住居確保給付金の支給決定件数

 経済的に困窮している人に家賃を補助する「住居確保給付金」の本年度の県内支給決定件数が10月末現在で858件に上り、昨年度(51件)の約17倍に達することが29日、県のまとめで分かった。新型コロナウイルス感染拡大で支給要件が緩和されたことが一因とみられる。緊急事態宣言に伴う休業要請の影響のため、5、6月だけで過半数を占めた。

 住居確保給付金は離職者を対象に、国が家賃相当額の4分の3、自治体が4分の1を負担する仕組み。厚生労働省は4月、支給対象を勤務先の休業などで収入が減った人にも拡充した。現在の支給期間は最長9カ月で、新型コロナによる雇用への影響の長期化を受けて同省は期限を延ばす方針だ。

 本県は4月の支給決定件数は17件だったが、5月234件、6月219件に急増。その後は100件前後で推移し、支援決定額は約1億200万円に上った。昨年度は51件で約400万円だった。

 自治体別では全体の4割を占める宇都宮市が最多で、足利や小山、佐野市なども件数が多かった。県保健福祉課は「都市部には賃貸住宅が多く、サービス業や飲食業など新型コロナの影響を受けやすい業種の人も多い」と説明。当初は旅館やホテルに住み込みで働く従業員で雇い止めになった人の利用が相次いだ。
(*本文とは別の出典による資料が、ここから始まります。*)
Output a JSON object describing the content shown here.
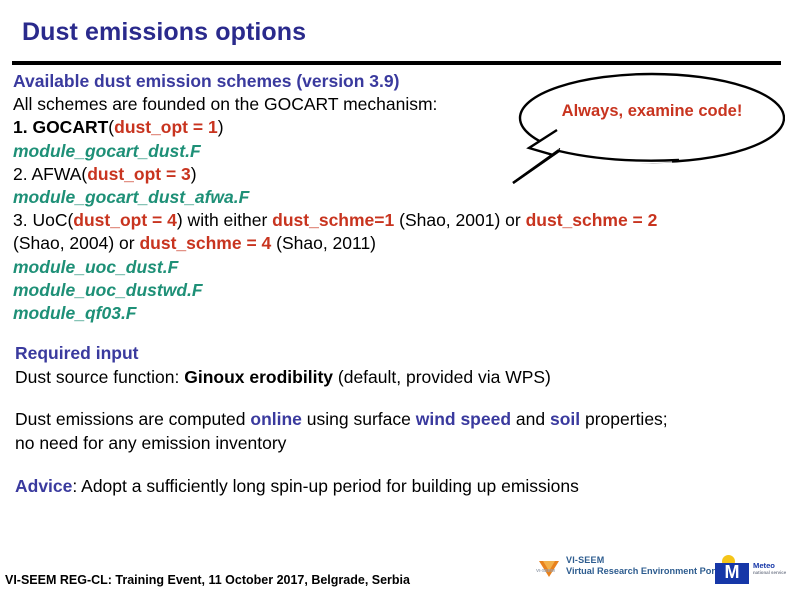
{
  "slide": {
    "title": "Dust emissions options"
  },
  "schemes": {
    "heading": "Available dust emission schemes (version 3.9)",
    "intro": "All schemes are founded on the GOCART mechanism:",
    "item1_num": "1. GOCART",
    "item1_paren_open": "(",
    "item1_opt": "dust_opt = 1",
    "item1_paren_close": ")",
    "item1_module": "module_gocart_dust.F",
    "item2_num": "2. AFWA",
    "item2_paren_open": "(",
    "item2_opt": "dust_opt = 3",
    "item2_paren_close": ")",
    "item2_module": "module_gocart_dust_afwa.F",
    "item3_num": "3. UoC",
    "item3_paren_open": "(",
    "item3_opt": "dust_opt = 4",
    "item3_paren_close": ")",
    "item3_mid": " with either ",
    "item3_schme1": "dust_schme=1",
    "item3_ref1": " (Shao, 2001) or ",
    "item3_schme2": "dust_schme = 2",
    "item3_ref2": "(Shao, 2004) or ",
    "item3_schme4": "dust_schme = 4",
    "item3_ref3": " (Shao, 2011)",
    "item3_module_a": "module_uoc_dust.F",
    "item3_module_b": "module_uoc_dustwd.F",
    "item3_module_c": "module_qf03.F"
  },
  "balloon": {
    "text": "Always, examine code!"
  },
  "required": {
    "heading": "Required input",
    "line_prefix": "Dust source function: ",
    "line_bold": "Ginoux erodibility",
    "line_suffix": " (default, provided via WPS)"
  },
  "online": {
    "part1": "Dust emissions are computed ",
    "em1": "online",
    "part2": " using surface ",
    "em2": "wind speed",
    "part3": " and ",
    "em3": "soil",
    "part4": " properties;",
    "line2": "no need for any emission inventory"
  },
  "advice": {
    "label": "Advice",
    "text": ": Adopt a sufficiently long spin-up period for building up emissions"
  },
  "footer": {
    "text": "VI-SEEM REG-CL: Training Event, 11 October 2017, Belgrade, Serbia",
    "viseem_name": "VI-SEEM",
    "viseem_sub": "Virtual Research Environment Portal",
    "viseem_tiny": "VI-SEEM",
    "meteo_name": "Meteo",
    "meteo_sub": "national\nservice",
    "meteo_letter": "M"
  },
  "colors": {
    "title": "#2A2A8C",
    "heading": "#3A3A9E",
    "accent_red": "#C8341F",
    "accent_green": "#1E9077",
    "rule": "#000000",
    "meteo_blue": "#1637A8",
    "meteo_yellow": "#F5C518",
    "viseem_blue": "#2D5C8F"
  }
}
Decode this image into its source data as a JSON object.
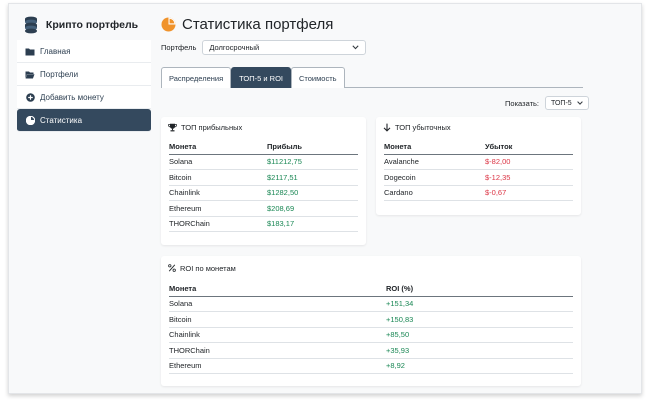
{
  "brand": {
    "title": "Крипто портфель"
  },
  "sidebar": {
    "items": [
      {
        "label": "Главная",
        "icon": "folder-icon"
      },
      {
        "label": "Портфели",
        "icon": "folder-open-icon"
      },
      {
        "label": "Добавить монету",
        "icon": "plus-circle-icon"
      },
      {
        "label": "Статистика",
        "icon": "chart-icon",
        "active": true
      }
    ]
  },
  "header": {
    "title": "Статистика портфеля"
  },
  "portfolio": {
    "label": "Портфель",
    "selected": "Долгосрочный"
  },
  "tabs": [
    {
      "label": "Распределения",
      "active": false
    },
    {
      "label": "ТОП-5 и ROI",
      "active": true
    },
    {
      "label": "Стоимость",
      "active": false
    }
  ],
  "show": {
    "label": "Показать:",
    "selected": "ТОП-5"
  },
  "top_profit": {
    "title": "ТОП прибыльных",
    "col_coin": "Монета",
    "col_value": "Прибыль",
    "rows": [
      {
        "coin": "Solana",
        "value": "$11212,75"
      },
      {
        "coin": "Bitcoin",
        "value": "$2117,51"
      },
      {
        "coin": "Chainlink",
        "value": "$1282,50"
      },
      {
        "coin": "Ethereum",
        "value": "$208,69"
      },
      {
        "coin": "THORChain",
        "value": "$183,17"
      }
    ]
  },
  "top_loss": {
    "title": "ТОП убыточных",
    "col_coin": "Монета",
    "col_value": "Убыток",
    "rows": [
      {
        "coin": "Avalanche",
        "value": "$-82,00"
      },
      {
        "coin": "Dogecoin",
        "value": "$-12,35"
      },
      {
        "coin": "Cardano",
        "value": "$-0,67"
      }
    ]
  },
  "roi": {
    "title": "ROI по монетам",
    "col_coin": "Монета",
    "col_value": "ROI (%)",
    "rows": [
      {
        "coin": "Solana",
        "value": "+151,34"
      },
      {
        "coin": "Bitcoin",
        "value": "+150,83"
      },
      {
        "coin": "Chainlink",
        "value": "+85,50"
      },
      {
        "coin": "THORChain",
        "value": "+35,93"
      },
      {
        "coin": "Ethereum",
        "value": "+8,92"
      }
    ]
  },
  "colors": {
    "accent": "#34495e",
    "profit": "#198754",
    "loss": "#dc3545",
    "title_icon": "#f0932b"
  }
}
経済活動の再開で申請件数は落ち着いてきたが、夏以降は外国籍の住民からの申請が増えているという。

 県は新型コロナの影響で県内の事業所を解雇されるなどして住宅からの退去を余儀なくされる人に県営住宅60戸を提供し、4戸が利用されている。県住宅課は「現在の住環境を維持できるのが誰にとっても理想だが、住居確保給付金の期限が切れた場合に備えて県営住宅を確保し続ける」としている。